Jesus disciples were facing that road, the end of all their hopes and dreams, and the tremendous love they felt for Jesus, but then they got the shock of their lives—Jesus alive, in human form, back with them again after the most grisly form of death. Who of us, when we’ve lost someone we love wouldn’t ask for the same thing? And who wouldn’t be terrified if it actually happened, no matter how much you might wish for it?
This is not, however, just a story about a man coming back to life, startling as that is. Lazarus came back to life and the world didn’t change. Jesus’ resurrection is on a whole different level. Jesus has broken through the barrier of human error that separates humankind from God; the cross forms a bridge, a reconnection to the God from whom we’ve become alienated through our idolatry and pride, thinking we’re in charge of everything and bowing in worship to our own mortal beings. Now there’s a direct route to the Infinite, through the spirit of Jesus Christ. New life for Jesus brings new life for all of us, and a new opportunity for relationship with God, the relational foundation for all other relationships.
Prayer: Dear God, Through the death and resurrection of your son Jesus you have restored us to right relationship with your Divinity. Today I rejoice and give thanks for your grace and power in my life. Amen.
Tuesday, March 11, 2008
God was sorry
Genesis 6:6-7 God was sorry that he had made the human race in the first place; it broke his heart. God said, “I’ll get rid of my ruined creation, make a clean sweep: people, animals, snakes and bugs, birds—the works. I’m sorry I made them.”
God was so disgusted with how everything was going that he decided to just wipe the slate clean. I know there have been times when I felt that way about my life. When I returned to church 25 years ago was such a time. I felt I was really messing everything up, perhaps as the people in Noah’s time were doing, and I needed a fresh start.

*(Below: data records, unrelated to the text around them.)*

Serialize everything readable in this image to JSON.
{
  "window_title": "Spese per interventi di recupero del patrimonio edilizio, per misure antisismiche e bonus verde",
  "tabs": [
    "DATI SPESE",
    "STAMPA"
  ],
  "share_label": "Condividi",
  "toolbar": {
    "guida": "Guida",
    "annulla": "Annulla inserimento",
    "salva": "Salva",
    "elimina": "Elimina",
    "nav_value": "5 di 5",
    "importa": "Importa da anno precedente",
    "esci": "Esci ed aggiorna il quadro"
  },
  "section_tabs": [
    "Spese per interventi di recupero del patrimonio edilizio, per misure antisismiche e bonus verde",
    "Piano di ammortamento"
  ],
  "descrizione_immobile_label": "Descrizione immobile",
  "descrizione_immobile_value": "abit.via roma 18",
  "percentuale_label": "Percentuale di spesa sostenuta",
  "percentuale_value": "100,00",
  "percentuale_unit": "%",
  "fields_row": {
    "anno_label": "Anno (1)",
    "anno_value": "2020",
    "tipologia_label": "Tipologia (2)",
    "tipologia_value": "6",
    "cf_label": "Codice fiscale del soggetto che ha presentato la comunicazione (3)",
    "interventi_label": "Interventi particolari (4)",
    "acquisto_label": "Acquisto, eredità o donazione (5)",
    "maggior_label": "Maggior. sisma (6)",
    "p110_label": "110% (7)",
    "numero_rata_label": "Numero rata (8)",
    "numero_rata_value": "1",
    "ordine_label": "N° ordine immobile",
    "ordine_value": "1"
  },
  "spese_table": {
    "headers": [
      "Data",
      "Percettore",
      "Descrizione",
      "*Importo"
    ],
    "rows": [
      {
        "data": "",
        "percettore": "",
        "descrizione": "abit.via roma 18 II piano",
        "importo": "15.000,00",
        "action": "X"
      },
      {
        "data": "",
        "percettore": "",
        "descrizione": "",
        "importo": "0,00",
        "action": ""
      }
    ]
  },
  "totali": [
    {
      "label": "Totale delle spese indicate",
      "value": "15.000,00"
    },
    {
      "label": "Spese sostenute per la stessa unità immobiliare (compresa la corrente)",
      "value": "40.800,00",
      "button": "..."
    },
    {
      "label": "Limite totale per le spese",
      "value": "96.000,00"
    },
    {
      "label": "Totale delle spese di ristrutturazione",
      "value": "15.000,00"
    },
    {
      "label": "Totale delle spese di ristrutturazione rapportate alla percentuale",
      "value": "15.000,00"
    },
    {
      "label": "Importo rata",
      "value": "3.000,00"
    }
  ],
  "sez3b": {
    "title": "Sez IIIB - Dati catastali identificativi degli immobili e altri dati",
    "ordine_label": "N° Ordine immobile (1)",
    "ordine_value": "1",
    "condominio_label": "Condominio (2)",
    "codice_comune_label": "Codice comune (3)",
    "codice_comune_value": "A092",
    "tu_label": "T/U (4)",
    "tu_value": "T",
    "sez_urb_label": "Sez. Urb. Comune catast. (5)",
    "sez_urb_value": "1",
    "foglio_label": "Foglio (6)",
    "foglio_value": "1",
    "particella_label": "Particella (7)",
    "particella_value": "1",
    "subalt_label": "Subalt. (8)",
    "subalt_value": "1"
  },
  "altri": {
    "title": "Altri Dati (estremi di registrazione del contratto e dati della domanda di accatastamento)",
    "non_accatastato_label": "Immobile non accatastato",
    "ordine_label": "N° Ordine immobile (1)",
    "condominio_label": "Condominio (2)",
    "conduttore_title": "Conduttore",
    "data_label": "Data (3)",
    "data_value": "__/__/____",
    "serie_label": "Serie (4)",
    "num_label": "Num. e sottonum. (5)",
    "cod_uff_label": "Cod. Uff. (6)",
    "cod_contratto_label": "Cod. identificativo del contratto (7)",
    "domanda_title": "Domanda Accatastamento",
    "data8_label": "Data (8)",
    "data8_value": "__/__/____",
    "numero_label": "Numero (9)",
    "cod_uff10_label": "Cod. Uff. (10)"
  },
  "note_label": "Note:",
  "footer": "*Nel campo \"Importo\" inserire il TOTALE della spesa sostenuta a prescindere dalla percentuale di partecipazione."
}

That is the miracle of conversion: God wipes my slate clean as grace for my repentance. Repentance for what? Following other Gods, primarily: the God of Success, the God of Self-Sufficiency, the God of Me. And here in Lent is another time to reflect on the ways I have lost my way and experience the fresh start of Easter. Sunday, too, is such a day. Every week I come to the altar to receive the bread and wine of the Eucharistic feast is an opportunity to cleanse myself and start fresh. The miracle of Jesus’ sacrifice for all of us and our wins is that the work is done. All I have to do to avail myself of that redemption is to be sorry for where I’ve strayed and clarify my intentions before God. Then, by God’s grace, I am given a fresh start.
In fact, every day offers such an opportunity. This morning as I sit in the Presence of the Holy, writing this, I have the opportunity to renew my commitment to live a life governed by God’s Will and God’s Love. Let me take advantage of it.
Prayer: Dear God, Every day, every moment, you offer me the gift of your grace, the opportunity for renewal and the deepening of my commitment to walk in your paths. Open my heart to hear the siren song of your call, that I may experience anew the rich texture of the life you offer, and abide in the deep connection we share. Amen.